Vereador diz que foi pessoalmente à Semusa
Fogaça também relatou que há cerca de três meses vem cobrando informações sobre suas emendas e que chegou a ir pessoalmente à secretaria para verificar a situação.
Segundo o vereador, ao chegar ao local, encontrou problemas no processamento das emendas dele e de outros parlamentares.
“Cheguei lá, estava toda errada. As emendas minha e de todos os vereadores aqui estavam travadas lá”, relatou.
O parlamentar afirmou que, diante da falta de respostas, pretende ampliar a pressão pública e utilizar os meios de comunicação para cobrar providências da administração.
Fogaça também defendeu que, caso o problema persista, servidores responsáveis pelos processos sejam convocados para prestar esclarecimentos na Câmara.
“Chegou a hora de a gente começar a mostrar que esses técnicos, se for o caso, começar a convocar eles para que venham se explicar aqui para os vereadores”, afirmou.
Marcos Combate endurece discurso contra a Prefeitura
O vereador Marcos Combate, integrante da oposição, também entrou no debate e afirmou que, se os parlamentares da base estão enfrentando dificuldades para liberar suas emendas, a situação seria ainda mais grave para quem atua na oposição.
“Vocês estão tratando Vossas Excelências, que são da base, com desrespeito. Imagine eu, que estou cobrando o direito da população, que estou na oposição”, declarou.
Combate fez duras críticas à administração municipal e à equipe responsável pela execução das emendas, defendendo mudanças na Secretaria Municipal de Saúde.
O vereador citou uma emenda de R$ 100 mil destinada ao Hospital Santa Marcelina para a compra de uma máquina de lavar e questionou a demora na aplicação de recursos destinados à saúde.
Para ele, a Câmara deveria criar uma comissão específica para acompanhar a execução das emendas e cobrar respostas da Prefeitura.
“Deveria montar uma comissão para ir atrás para resolver o problema dessas emendas parlamentares”, defendeu.
Compromisso de liberar recursos não foi cumprido, dizem vereadores
Durante o debate, os vereadores também relataram que houve reuniões com secretários e representantes responsáveis pela execução das emendas. Segundo eles, a Prefeitura teria assumido o compromisso de priorizar os recursos, principalmente os destinados à saúde.
A promessa, de acordo com os parlamentares, era de que as emendas de todos os vereadores fossem pagas na quinta-feira da semana retrasada. O prazo, entretanto, teria terminado sem que os recursos fossem liberados conforme o combinado.
A situação provocou reação justamente entre vereadores que integram a base de apoio ao prefeito, aumentando a pressão sobre a administração municipal.

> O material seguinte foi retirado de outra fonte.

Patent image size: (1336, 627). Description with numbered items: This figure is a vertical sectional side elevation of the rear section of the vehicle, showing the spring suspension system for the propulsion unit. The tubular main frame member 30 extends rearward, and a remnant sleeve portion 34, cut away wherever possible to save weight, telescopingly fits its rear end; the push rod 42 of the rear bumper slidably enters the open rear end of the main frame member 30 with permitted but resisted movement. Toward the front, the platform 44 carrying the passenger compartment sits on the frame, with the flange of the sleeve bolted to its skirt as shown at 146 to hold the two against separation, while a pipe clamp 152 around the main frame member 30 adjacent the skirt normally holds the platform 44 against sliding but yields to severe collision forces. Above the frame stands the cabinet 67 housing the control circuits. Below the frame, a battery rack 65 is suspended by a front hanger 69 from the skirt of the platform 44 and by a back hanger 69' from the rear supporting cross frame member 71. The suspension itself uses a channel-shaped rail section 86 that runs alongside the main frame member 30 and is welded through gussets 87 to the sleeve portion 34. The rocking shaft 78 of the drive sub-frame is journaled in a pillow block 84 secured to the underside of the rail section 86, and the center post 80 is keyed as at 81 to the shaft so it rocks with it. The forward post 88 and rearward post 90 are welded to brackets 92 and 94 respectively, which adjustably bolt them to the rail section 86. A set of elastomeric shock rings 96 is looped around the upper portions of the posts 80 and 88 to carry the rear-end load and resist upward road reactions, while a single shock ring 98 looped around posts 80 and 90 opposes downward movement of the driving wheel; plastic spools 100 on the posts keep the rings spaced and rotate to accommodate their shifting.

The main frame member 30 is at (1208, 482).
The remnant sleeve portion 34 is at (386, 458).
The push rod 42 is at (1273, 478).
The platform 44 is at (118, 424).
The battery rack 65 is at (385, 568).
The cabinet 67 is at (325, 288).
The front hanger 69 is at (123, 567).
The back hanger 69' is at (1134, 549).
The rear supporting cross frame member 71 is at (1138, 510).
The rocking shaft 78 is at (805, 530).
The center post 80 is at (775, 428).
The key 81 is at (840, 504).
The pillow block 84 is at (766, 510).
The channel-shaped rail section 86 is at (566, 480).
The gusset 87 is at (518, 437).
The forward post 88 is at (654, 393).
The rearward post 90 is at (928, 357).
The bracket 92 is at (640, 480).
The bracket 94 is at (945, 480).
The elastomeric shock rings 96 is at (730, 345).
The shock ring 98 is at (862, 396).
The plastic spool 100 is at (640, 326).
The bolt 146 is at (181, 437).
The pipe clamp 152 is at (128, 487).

Cobrança agora chega ao Executivo
O discurso de Breno Mendes chama atenção por partir justamente do líder do governo na Câmara, que afirmou estar cobrando diretamente secretários e integrantes da administração para que os processos sejam destravados.

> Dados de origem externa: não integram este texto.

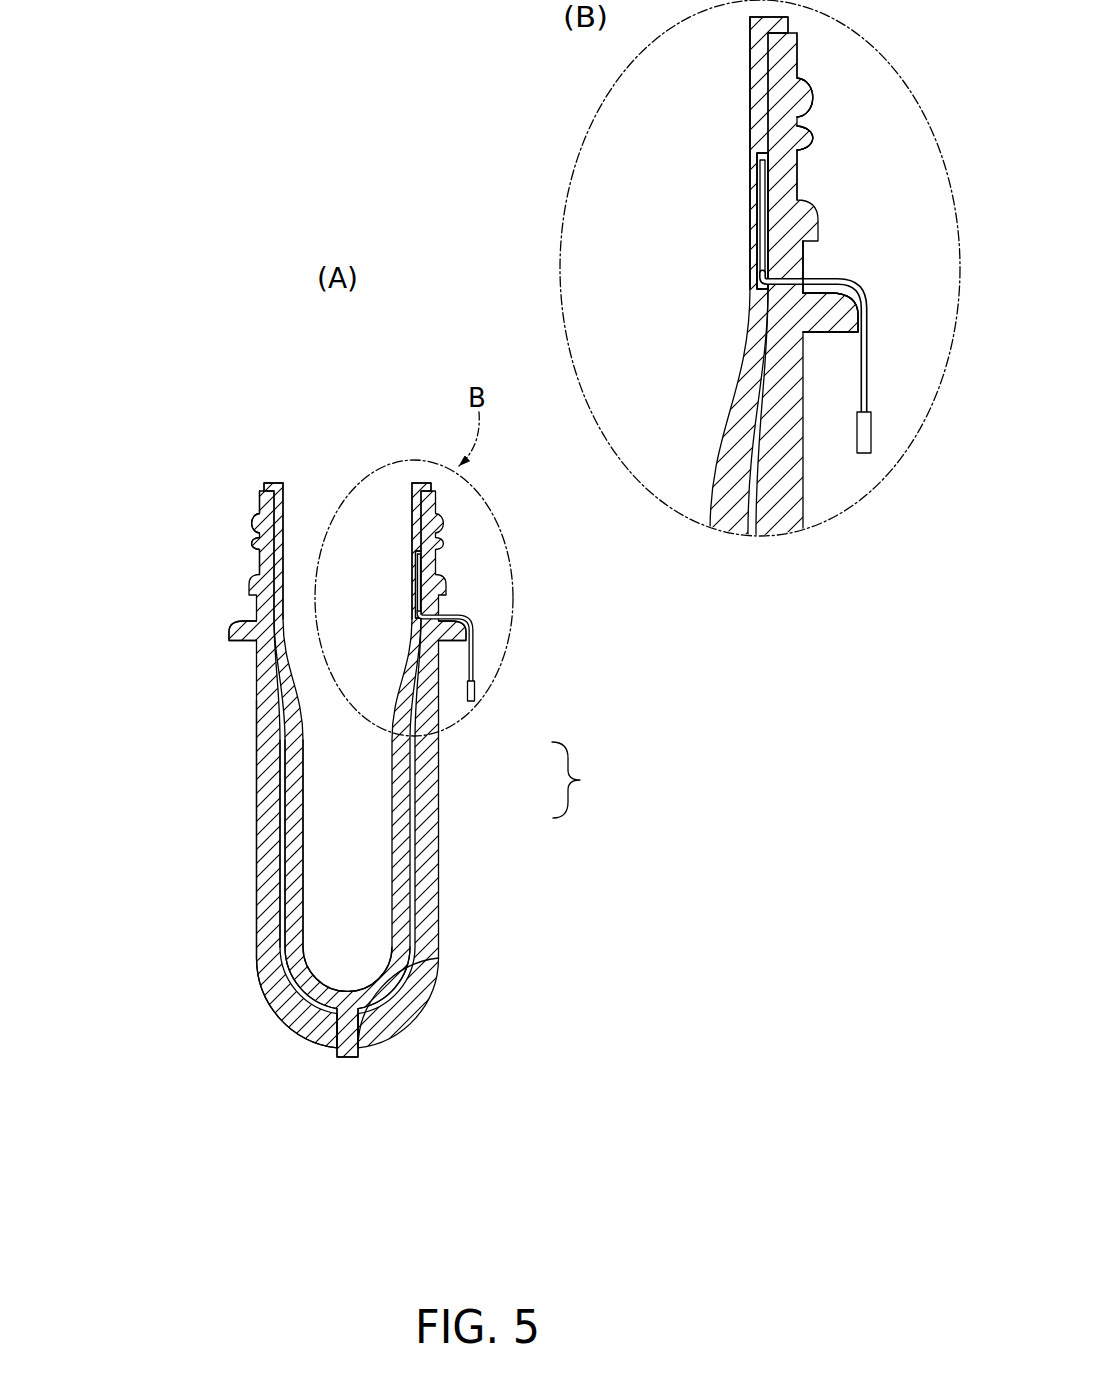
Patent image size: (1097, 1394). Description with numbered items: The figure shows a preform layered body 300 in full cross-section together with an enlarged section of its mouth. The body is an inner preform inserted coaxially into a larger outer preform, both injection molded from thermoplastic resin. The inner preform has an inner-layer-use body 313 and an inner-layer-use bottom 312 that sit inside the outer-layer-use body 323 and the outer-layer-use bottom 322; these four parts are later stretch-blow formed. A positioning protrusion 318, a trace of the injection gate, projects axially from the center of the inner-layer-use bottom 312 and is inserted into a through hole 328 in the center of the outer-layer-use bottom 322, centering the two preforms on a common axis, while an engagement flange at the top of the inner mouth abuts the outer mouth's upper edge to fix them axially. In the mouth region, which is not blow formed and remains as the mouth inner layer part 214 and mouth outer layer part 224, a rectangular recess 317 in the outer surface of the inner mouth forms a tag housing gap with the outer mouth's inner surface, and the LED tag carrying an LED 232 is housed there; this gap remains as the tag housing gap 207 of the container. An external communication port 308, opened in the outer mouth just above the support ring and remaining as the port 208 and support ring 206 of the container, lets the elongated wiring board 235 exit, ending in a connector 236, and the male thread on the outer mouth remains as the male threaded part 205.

The preform layered body 300 is at (535, 770).
The inner-layer-use body 313 is at (297, 793).
The outer-layer-use body 323 is at (267, 883).
The inner-layer-use bottom 312 is at (302, 987).
The outer-layer-use bottom 322 is at (302, 1028).
The positioning protrusion 318 is at (350, 1020).
The through hole 328 is at (348, 1052).
The rectangular recess 317 is at (770, 180).
The LED 232 is at (769, 257).
The wiring board 235 is at (858, 303).
The connector 236 is at (872, 433).
The external communication port 308 is at (806, 275).
The male threaded part 205 is at (848, 85).
The mouth outer layer part 224 is at (858, 126).
The tag housing gap 207 is at (694, 191).
The mouth inner layer part 214 is at (672, 153).
The external communication port 208 is at (876, 267).
The support ring 206 is at (830, 361).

A principal reivindicação dos vereadores é que a Prefeitura agilize a tramitação das emendas e faça com que os recursos cheguem às entidades, hospitais e serviços públicos para os quais foram destinados.

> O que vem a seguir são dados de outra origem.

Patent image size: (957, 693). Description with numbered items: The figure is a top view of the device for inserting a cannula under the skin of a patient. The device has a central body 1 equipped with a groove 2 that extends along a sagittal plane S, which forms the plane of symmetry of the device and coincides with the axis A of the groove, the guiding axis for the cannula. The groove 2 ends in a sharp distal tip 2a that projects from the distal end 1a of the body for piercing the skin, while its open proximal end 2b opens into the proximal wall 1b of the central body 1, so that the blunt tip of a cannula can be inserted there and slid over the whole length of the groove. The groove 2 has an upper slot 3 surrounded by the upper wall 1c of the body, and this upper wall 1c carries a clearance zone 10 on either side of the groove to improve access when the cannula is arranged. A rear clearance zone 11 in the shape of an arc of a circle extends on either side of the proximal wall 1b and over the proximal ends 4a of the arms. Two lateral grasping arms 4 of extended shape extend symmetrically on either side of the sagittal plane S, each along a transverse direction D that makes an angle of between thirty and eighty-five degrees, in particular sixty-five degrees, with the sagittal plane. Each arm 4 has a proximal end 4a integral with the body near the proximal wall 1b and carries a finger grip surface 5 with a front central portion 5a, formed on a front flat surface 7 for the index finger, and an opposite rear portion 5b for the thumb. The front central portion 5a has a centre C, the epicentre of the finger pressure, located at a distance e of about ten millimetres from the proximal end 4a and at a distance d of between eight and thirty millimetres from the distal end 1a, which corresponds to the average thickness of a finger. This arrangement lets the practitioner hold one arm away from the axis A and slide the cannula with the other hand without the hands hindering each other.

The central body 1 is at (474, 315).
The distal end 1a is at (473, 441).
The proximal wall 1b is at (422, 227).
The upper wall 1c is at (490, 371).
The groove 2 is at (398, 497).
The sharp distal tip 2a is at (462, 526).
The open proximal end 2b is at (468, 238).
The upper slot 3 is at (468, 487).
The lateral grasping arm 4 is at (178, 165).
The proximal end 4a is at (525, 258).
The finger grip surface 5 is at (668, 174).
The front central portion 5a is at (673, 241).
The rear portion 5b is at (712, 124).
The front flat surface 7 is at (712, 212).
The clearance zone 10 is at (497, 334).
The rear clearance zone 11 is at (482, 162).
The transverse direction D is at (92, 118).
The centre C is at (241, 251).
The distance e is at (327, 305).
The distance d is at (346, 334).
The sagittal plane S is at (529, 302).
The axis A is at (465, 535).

O episódio também aumenta a pressão sobre a Semusa, apontada pelos parlamentares como um dos principais pontos de estrangulamento na execução dos recursos.
Enquanto os vereadores cobram respostas, a expectativa agora é de que a Prefeitura de Porto Velho esclareça os motivos da demora e informe quais medidas serão adotadas para liberar as emendas parlamentares que, segundo os parlamentares, permanecem pendentes.